Investors are already thinking about how to minimize their tax burden.
Money managers are warning investors to avoid making any decisions before the tax and spending plan is finalized. But several said Mr. Biden’s proposal has clearly put on the table tax increases on capital gains and estate transfers on wealthy individuals, and that affected investors should come up with a playbook.
In some cases, financial advisers are suggesting investors move money into investment vehicles structured as irrevocable trusts to avoid Mr. Biden’s changes to levies on estate inheritances, said Mr. Scudillo. Other investors have already stepped up their gift giving of stocks and other securities since there is no tax on the transfer of such assets.
“The estate tax is the easiest to get around,” said David Bahnsen, chief investment officer of the $2.8 billion money manager Bahnsen Group. “Investors will be more clever in the way they give money.”
Other investors, especially those with incomes over $1 million, are attempting to shield themselves from higher capital-gains rates by moving money into tax-deferred investment products, such as annuities and private-placement life insurance.
Those with incomes that fluctuate should consider being strategic about when to sell their assets, Mr. Ablin said. For instance, since the proposed tax increase would affect only those making more than $1 million a year, Mr. Ablin suggests that high-income earners whose income sometimes slips just below the threshold think about realizing capital gains in those years to take advantage of a lower tax rate.
High-income earners could further reduce their tax burden by shifting money into tax-exempt municipal bonds or making charitable contributions with assets that have appreciated, Mr. Ablin added.
Finally, investors could take a look at exchange-traded funds, which Todd Rosenbluth, senior director of ETF and mutual fund research at CFRA, notes are generally more tax-efficient than mutual funds.
Unlike mutual funds, ETFs generally don’t sell securities when investors redeem their shares. Most trading takes place in the secondary market, with sell orders being crossed with buy orders through the exchange as they are with stocks.

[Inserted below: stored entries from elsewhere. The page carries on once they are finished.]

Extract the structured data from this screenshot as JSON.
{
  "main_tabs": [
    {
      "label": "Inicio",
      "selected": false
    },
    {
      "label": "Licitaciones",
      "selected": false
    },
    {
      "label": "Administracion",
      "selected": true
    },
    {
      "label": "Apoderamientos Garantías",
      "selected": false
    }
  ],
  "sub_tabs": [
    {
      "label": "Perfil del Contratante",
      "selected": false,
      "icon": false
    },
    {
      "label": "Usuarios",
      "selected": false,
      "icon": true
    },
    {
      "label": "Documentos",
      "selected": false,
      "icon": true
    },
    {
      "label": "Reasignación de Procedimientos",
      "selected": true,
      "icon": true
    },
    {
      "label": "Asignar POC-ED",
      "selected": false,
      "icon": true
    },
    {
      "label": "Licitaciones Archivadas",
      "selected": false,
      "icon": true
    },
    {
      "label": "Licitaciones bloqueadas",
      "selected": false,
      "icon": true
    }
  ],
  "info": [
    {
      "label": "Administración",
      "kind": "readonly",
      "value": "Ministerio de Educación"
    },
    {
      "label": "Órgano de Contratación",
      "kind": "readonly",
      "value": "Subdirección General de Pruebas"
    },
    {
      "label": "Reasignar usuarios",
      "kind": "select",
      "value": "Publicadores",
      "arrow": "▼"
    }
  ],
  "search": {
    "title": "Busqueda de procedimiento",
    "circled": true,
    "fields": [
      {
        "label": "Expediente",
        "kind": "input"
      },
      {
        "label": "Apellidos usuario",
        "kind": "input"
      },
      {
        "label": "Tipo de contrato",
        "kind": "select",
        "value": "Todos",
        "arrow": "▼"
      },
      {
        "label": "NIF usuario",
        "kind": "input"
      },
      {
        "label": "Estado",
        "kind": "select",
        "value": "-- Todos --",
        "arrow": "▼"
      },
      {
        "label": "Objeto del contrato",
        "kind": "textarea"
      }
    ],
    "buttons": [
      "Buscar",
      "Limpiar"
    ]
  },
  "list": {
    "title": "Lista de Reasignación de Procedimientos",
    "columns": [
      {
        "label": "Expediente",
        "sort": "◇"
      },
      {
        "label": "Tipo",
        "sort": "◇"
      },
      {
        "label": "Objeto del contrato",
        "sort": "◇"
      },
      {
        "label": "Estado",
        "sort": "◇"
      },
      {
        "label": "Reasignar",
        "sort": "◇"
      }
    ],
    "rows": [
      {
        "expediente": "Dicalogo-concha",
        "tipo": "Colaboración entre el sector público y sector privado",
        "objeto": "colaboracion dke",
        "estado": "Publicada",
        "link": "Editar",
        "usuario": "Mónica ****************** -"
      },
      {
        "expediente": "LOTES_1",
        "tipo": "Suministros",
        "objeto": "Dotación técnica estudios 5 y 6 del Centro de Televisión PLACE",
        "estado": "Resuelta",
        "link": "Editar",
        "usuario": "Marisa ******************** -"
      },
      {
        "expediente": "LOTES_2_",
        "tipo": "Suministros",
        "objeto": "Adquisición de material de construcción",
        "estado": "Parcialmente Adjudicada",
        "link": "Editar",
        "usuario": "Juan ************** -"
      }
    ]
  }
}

When the selling pressure exceeds the demand, ETF shares are redeemed through an authorized participant using an in-kind mechanism that allows the fund to reduce the likelihood of capital gains.
In addition, index-based equity ETFs typically have lower turnover rates than active mutual funds where the management team has discretion to take profits throughout the year.

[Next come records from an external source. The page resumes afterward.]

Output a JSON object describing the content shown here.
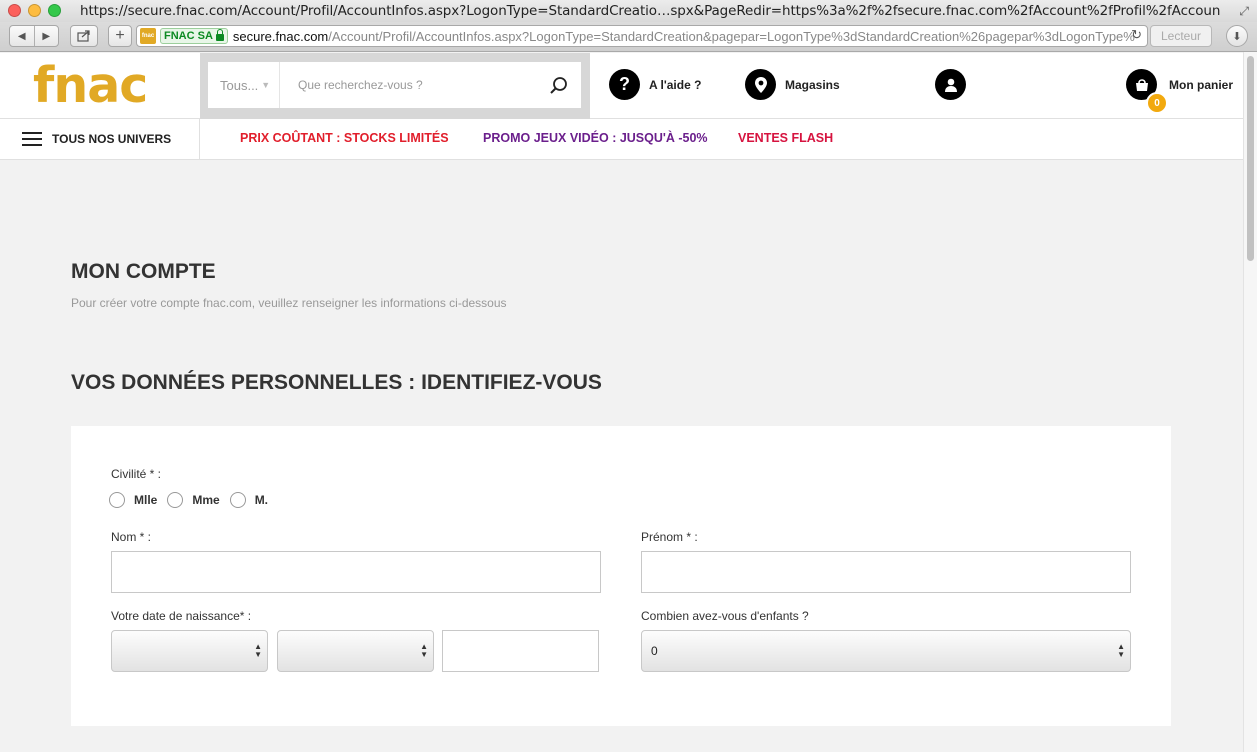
{
  "browser": {
    "window_title": "https://secure.fnac.com/Account/Profil/AccountInfos.aspx?LogonType=StandardCreatio…spx&PageRedir=https%3a%2f%2fsecure.fnac.com%2fAccount%2fProfil%2fAccountInfos.aspx",
    "ev_cert_label": "FNAC SA",
    "url_host": "secure.fnac.com",
    "url_path": "/Account/Profil/AccountInfos.aspx?LogonType=StandardCreation&pagepar=LogonType%3dStandardCreation%26pagepar%3dLogonType%",
    "reader_label": "Lecteur"
  },
  "header": {
    "logo": "fnac",
    "search_category": "Tous...",
    "search_placeholder": "Que recherchez-vous ?",
    "help_label": "A l'aide ?",
    "stores_label": "Magasins",
    "cart_label": "Mon panier",
    "cart_count": "0"
  },
  "nav": {
    "univers_label": "TOUS NOS UNIVERS",
    "promos": [
      {
        "label": "PRIX COÛTANT : STOCKS LIMITÉS",
        "color": "#e11e2b"
      },
      {
        "label": "PROMO JEUX VIDÉO : JUSQU'À -50%",
        "color": "#6b1f8c"
      },
      {
        "label": "VENTES FLASH",
        "color": "#d6133f"
      }
    ]
  },
  "page": {
    "title_light": "MON ",
    "title_bold": "COMPTE",
    "subtitle": "Pour créer votre compte fnac.com, veuillez renseigner les informations ci-dessous",
    "section_light": "VOS DONNÉES PERSONNELLES : ",
    "section_bold": "IDENTIFIEZ-VOUS"
  },
  "form": {
    "civility_label": "Civilité * :",
    "civility_options": [
      "Mlle",
      "Mme",
      "M."
    ],
    "lastname_label": "Nom * :",
    "lastname_value": "",
    "firstname_label": "Prénom * :",
    "firstname_value": "",
    "birthdate_label": "Votre date de naissance* :",
    "birth_day_value": "",
    "birth_month_value": "",
    "birth_year_value": "",
    "children_label": "Combien avez-vous d'enfants ?",
    "children_value": "0"
  },
  "colors": {
    "brand": "#e1a925",
    "cart_badge": "#f2a90e"
  }
}
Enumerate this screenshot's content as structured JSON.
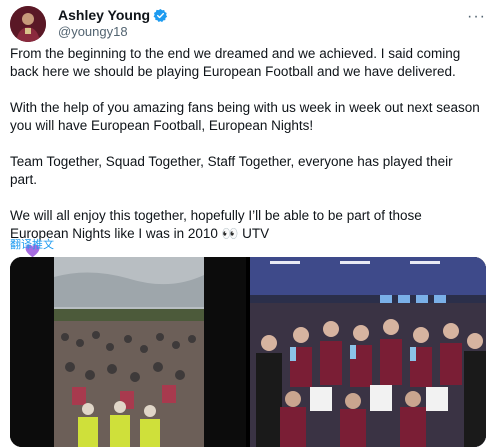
{
  "author": {
    "display_name": "Ashley Young",
    "handle": "@youngy18",
    "avatar_icon": "player-avatar"
  },
  "tweet": {
    "paragraphs": [
      "From the beginning to the end we dreamed and we achieved. I said coming back here we should be playing European Football and we have delivered.",
      "With the help of you amazing fans being with us week in week out next season you will have European Football, European Nights!",
      "Team Together, Squad Together, Staff Together, everyone has played their part.",
      "We will all enjoy this together, hopefully I’ll be able to be part of those European Nights like I was in 2010 👀 UTV"
    ],
    "translate_label": "翻译推文"
  },
  "media": [
    {
      "kind": "video",
      "subject": "crowd-of-fans"
    },
    {
      "kind": "photo",
      "subject": "team-dressing-room-celebration"
    }
  ],
  "colors": {
    "link_blue": "#1d9bf0",
    "verified_blue": "#1d9bf0",
    "purple_heart": "#a66be0",
    "blue_heart": "#5aa9e6",
    "claret": "#7a1e35"
  }
}
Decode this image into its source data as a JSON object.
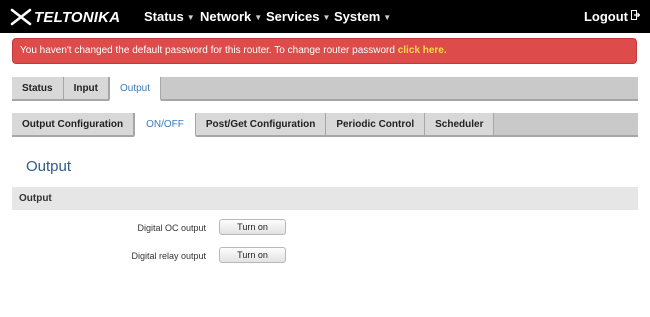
{
  "brand": {
    "name": "TELTONIKA"
  },
  "nav": {
    "items": [
      {
        "label": "Status"
      },
      {
        "label": "Network"
      },
      {
        "label": "Services"
      },
      {
        "label": "System"
      }
    ],
    "logout_label": "Logout"
  },
  "alert": {
    "text": "You haven't changed the default password for this router. To change router password ",
    "link_text": "click here."
  },
  "tabs": [
    {
      "label": "Status"
    },
    {
      "label": "Input"
    },
    {
      "label": "Output",
      "active": true
    }
  ],
  "subtabs": [
    {
      "label": "Output Configuration"
    },
    {
      "label": "ON/OFF",
      "active": true
    },
    {
      "label": "Post/Get Configuration"
    },
    {
      "label": "Periodic Control"
    },
    {
      "label": "Scheduler"
    }
  ],
  "page": {
    "heading": "Output",
    "section_title": "Output",
    "rows": [
      {
        "label": "Digital OC output",
        "button": "Turn on"
      },
      {
        "label": "Digital relay output",
        "button": "Turn on"
      }
    ]
  },
  "colors": {
    "alert_bg": "#dd4b4b",
    "link": "#ffd94a",
    "accent": "#3a7ab8",
    "heading": "#2c5a8e"
  }
}
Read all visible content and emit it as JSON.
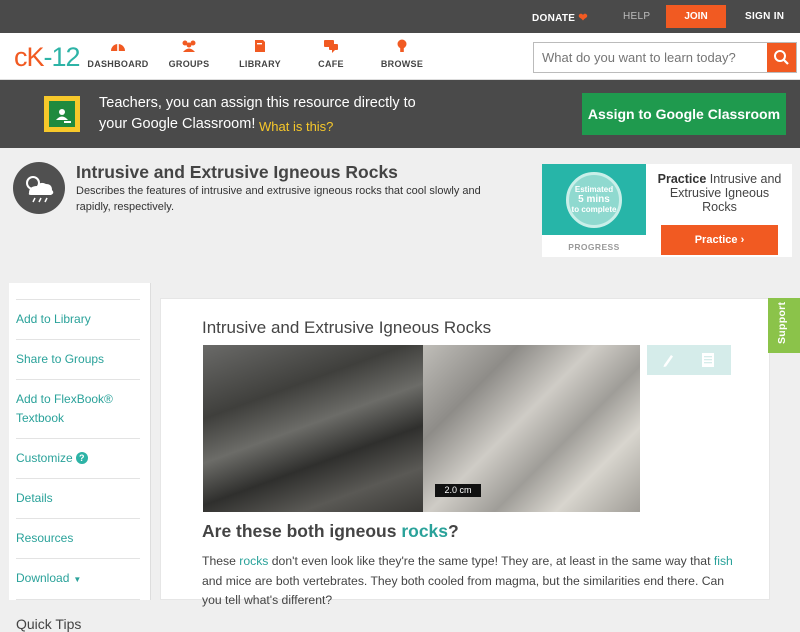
{
  "topbar": {
    "donate": "DONATE",
    "help": "HELP",
    "join": "JOIN",
    "signin": "SIGN IN"
  },
  "nav": {
    "logo_ck": "cK",
    "logo_num": "-12",
    "items": [
      {
        "label": "DASHBOARD",
        "icon": "dashboard-icon"
      },
      {
        "label": "GROUPS",
        "icon": "groups-icon"
      },
      {
        "label": "LIBRARY",
        "icon": "library-icon"
      },
      {
        "label": "CAFE",
        "icon": "cafe-icon"
      },
      {
        "label": "BROWSE",
        "icon": "browse-icon"
      }
    ],
    "search_placeholder": "What do you want to learn today?"
  },
  "banner": {
    "text": "Teachers, you can assign this resource directly to your Google Classroom!",
    "what": "What is this?",
    "button": "Assign to Google Classroom"
  },
  "hero": {
    "title": "Intrusive and Extrusive Igneous Rocks",
    "description": "Describes the features of intrusive and extrusive igneous rocks that cool slowly and rapidly, respectively."
  },
  "practice": {
    "estimated": "Estimated",
    "mins": "5 mins",
    "complete": "to complete",
    "progress": "PROGRESS",
    "text_bold": "Practice",
    "text_rest": "Intrusive and Extrusive Igneous Rocks",
    "button": "Practice"
  },
  "sidebar": {
    "items": [
      {
        "label": "Add to Library"
      },
      {
        "label": "Share to Groups"
      },
      {
        "label": "Add to FlexBook® Textbook"
      },
      {
        "label": "Customize"
      },
      {
        "label": "Details"
      },
      {
        "label": "Resources"
      },
      {
        "label": "Download"
      }
    ],
    "quick_tips": "Quick Tips"
  },
  "main": {
    "title": "Intrusive and Extrusive Igneous Rocks",
    "scale_label": "2.0 cm",
    "question_prefix": "Are these both igneous ",
    "question_link": "rocks",
    "question_suffix": "?",
    "para_1": "These ",
    "para_link1": "rocks",
    "para_2": " don't even look like they're the same type! They are, at least in the same way that ",
    "para_link2": "fish",
    "para_3": " and mice are both vertebrates. They both cooled from magma, but the similarities end there. Can you tell what's different?"
  },
  "support": "Support",
  "colors": {
    "accent": "#f15a22",
    "teal": "#2aa29a",
    "green": "#1f9a4e",
    "dark": "#4a4a4a"
  }
}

The result? With less trading at the fund level, fewer capital gains are incurred with equity ETFs.
Biden’s tax plan could be bad news for the growth trade.

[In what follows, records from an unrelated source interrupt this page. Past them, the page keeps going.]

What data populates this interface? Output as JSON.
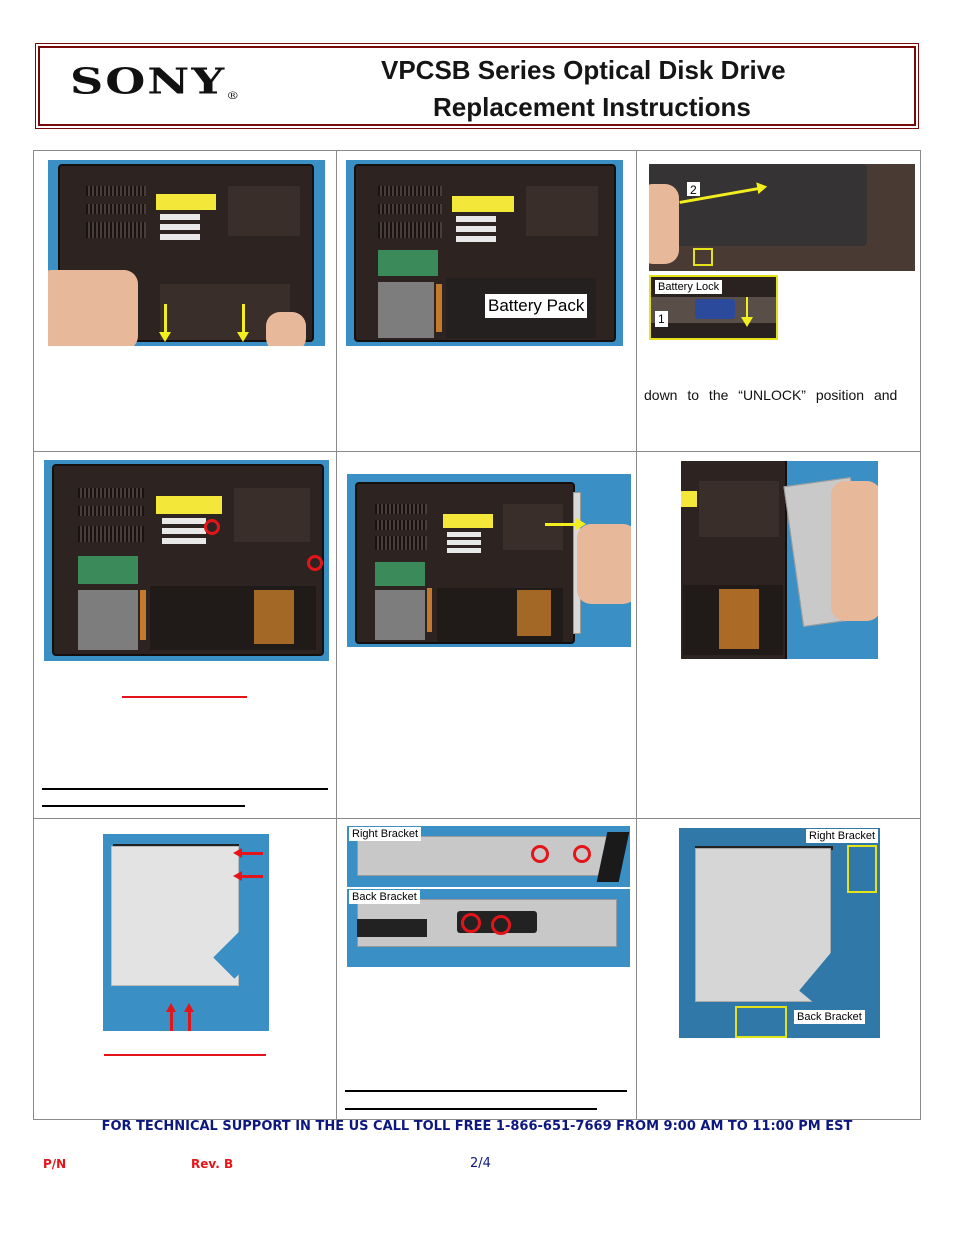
{
  "header": {
    "brand": "SONY",
    "registered_mark": "®",
    "title_line1": "VPCSB Series Optical Disk Drive",
    "title_line2": "Replacement Instructions"
  },
  "steps": [
    {
      "row": 1,
      "col": 1,
      "image": "laptop-bottom-hands-sliding-cover",
      "annotations": [
        "yellow-arrow-down",
        "yellow-arrow-down"
      ],
      "text": ""
    },
    {
      "row": 1,
      "col": 2,
      "image": "laptop-bottom-battery-exposed",
      "callout": "Battery Pack",
      "text": ""
    },
    {
      "row": 1,
      "col": 3,
      "image": "battery-lock-release",
      "callouts": [
        "2",
        "Battery Lock",
        "1"
      ],
      "text": "down to the “UNLOCK” position and"
    },
    {
      "row": 2,
      "col": 1,
      "image": "laptop-bottom-two-screws-circled",
      "annotations": [
        "red-circle",
        "red-circle"
      ],
      "text": ""
    },
    {
      "row": 2,
      "col": 2,
      "image": "push-optical-drive-out",
      "annotations": [
        "yellow-arrow-right"
      ],
      "text": ""
    },
    {
      "row": 2,
      "col": 3,
      "image": "optical-drive-removed",
      "text": ""
    },
    {
      "row": 3,
      "col": 1,
      "image": "optical-drive-bracket-arrows",
      "annotations": [
        "red-arrow",
        "red-arrow",
        "red-arrow",
        "red-arrow"
      ],
      "text": ""
    },
    {
      "row": 3,
      "col": 2,
      "image": "bracket-screws-circled",
      "callouts": [
        "Right Bracket",
        "Back Bracket"
      ],
      "text": ""
    },
    {
      "row": 3,
      "col": 3,
      "image": "brackets-removed",
      "callouts": [
        "Right Bracket",
        "Back Bracket"
      ],
      "text": ""
    }
  ],
  "footer": {
    "support": "FOR TECHNICAL SUPPORT IN THE US CALL TOLL FREE 1-866-651-7669 FROM 9:00 AM TO 11:00 PM EST",
    "pn_label": "P/N",
    "rev_label": "Rev. B",
    "page": "2/4"
  },
  "colors": {
    "header_border": "#7a0a0a",
    "support_text": "#0d1780",
    "footer_red": "#e3151a",
    "callout_yellow": "#f2ee20",
    "circle_red": "#e3151a"
  }
}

Shares of technology, communication and other fast-growing companies are already being pressured by rising bond yields and the resurgence of inflation. Analysts say Mr. Biden’s tax plan has the potential to make the trade even less attractive.
“Our main takeaway on the corporate tax rate increase is that it provides yet another reason to be wary of the growth trade,” said Lori Calvasina, head of U.S. equity strategy at RBC Capital Markets, in a note. That is partially because large growth stocks saw the biggest effective tax rate decline of all categories of stocks under the Trump administration, Ms. Calvasina said.
The potential for lower earnings due to higher tax bills would force investors to re-evaluate the valuations of many growth stocks, analysts said. Besides that, longtime investors in growth stocks may be motivated to sell some or all of their shares ahead of a capital-gains tax boost.
Growth stocks have produced some of the biggest returns of the stock market over the last decade, exposing holders of those shares to significantly higher tax bills under Mr. Biden’s proposal. Shares of Apple Inc. are up more than 500% over the past five years. Tesla Inc. shares have risen about 1,300% over that same period.
“If you know your capital gain taxes will go up and you have an asset you want to sell, you sell it this year,” said Mr. Bahnsen. “And that could really end up distorting markets this year.”